Bu sayı, antik uygarlıkların kozmolojik inançlarından, dini mitlerden ve Roma İmparatorluğu’nun idari stratejilerine kadar uzanır. Yedi günlük hafta sistemi, günümüzde dünyanın hemen her yerinde kullanılmasına rağmen, bu süreyi belirleyen faktörler tarih boyunca değişik toplumlarca şekillendirilmiştir.
Antik uygarlıkların etkisi
Yedi günün seçimi, özellikle Babil uygarlığıyla başlar. Babilliler, gökyüzünde hareket eden beş parlak gezegenin yanı sıra Güneş ve Ay'ı da dahil ederek yedi gök cismini kutsal saydılar. Bu yedi gök cismi, farklı kültürlerde belirli günlerle ilişkilendirildi. Mesela, Mars, Merkür, Venüs, Jüpiter ve Satürn’e ek olarak Güneş ve Ay, günlere adlarını verdi. Günümüzde Latince kökenli dillerde bu izler hâlâ görünür: Fransızca’da "lundi" (pazartesi) Ay’a atıfta bulunurken, "mardi" (salı) Mars’tan gelir.
Yahudilik ve tek tanrılı dinlerin rolü
Yedi günlük haftanın kökenine dair en güçlü referanslardan biri, Yahudi dini mitlerinde bulunur. Eski Ahit’e göre Tanrı, dünyayı altı günde yaratmış ve yedinci gün olan Şabat günü dinlenmiştir. Bu dini anlatı, haftanın yedi gün olmasını kutsal bir boyuta taşımıştır. Yahudiler tarafından benimsenen bu uygulama, sonrasında Hristiyanlık ve İslamiyet’te de devam etmiştir.
Roma İmparatorluğu'nun katkısı
Yedi günlük haftanın modern dünyada kullanılmasında Roma İmparatorluğu’nun etkisi büyüktür. Roma döneminde farklı zaman dilimleri kullanılsa da, özellikle İmparator Konstantin’in Hristiyanlığı kabul etmesinden sonra Yahudilikten alınan bu yedi günlük düzen resmileşti ve tüm Roma topraklarına yayıldı. Böylece yedi günlük hafta, Batı dünyasında da standart bir zaman birimi haline geldi.
7 sayısının kutsallığı
Yedi sayısına olan ilgi, sadece din ve kozmolojiyle sınırlı değildir. Birçok kültürde bu sayı, bir kutsallık sembolü olarak görülmüştür. Örneğin:
- Tanrı'nın dünyayı yedi günde yarattığına inanılması,
- Müziğin yedi ana nota üzerine kurulması,
- Gökkuşağında yedi temel rengin varlığı gibi semboller bu kutsallığı destekler.

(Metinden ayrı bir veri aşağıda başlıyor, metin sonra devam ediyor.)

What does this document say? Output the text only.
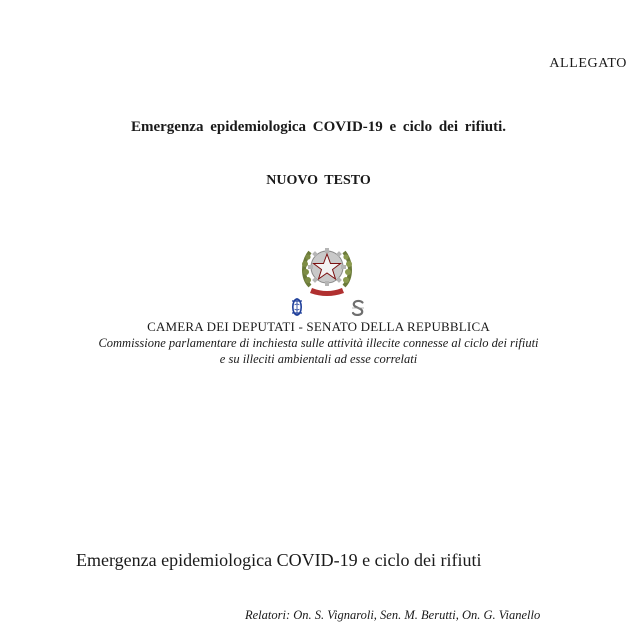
ALLEGATO
Emergenza epidemiologica COVID-19 e ciclo dei rifiuti.
NUOVO TESTO
CAMERA DEI DEPUTATI - SENATO DELLA REPUBBLICA
Commissione parlamentare di inchiesta sulle attività illecite connesse al ciclo dei rifiuti
e su illeciti ambientali ad esse correlati
Emergenza epidemiologica COVID-19 e ciclo dei rifiuti
Relatori: On. S. Vignaroli, Sen. M. Berutti, On. G. Vianello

Bazı toplumlar haftayı farklı gün sayılarıyla denemişlerdir. Örneğin, Ruslar bir zamanlar haftayı 10 güne çıkarmaya çalışmış, Fransızlar ise haftayı 5 gün yapmayı denemiştir. Ancak bu düzenlemeler tutmamış ve yedi günlük hafta sistemi evrensel bir standart olarak kalmıştır.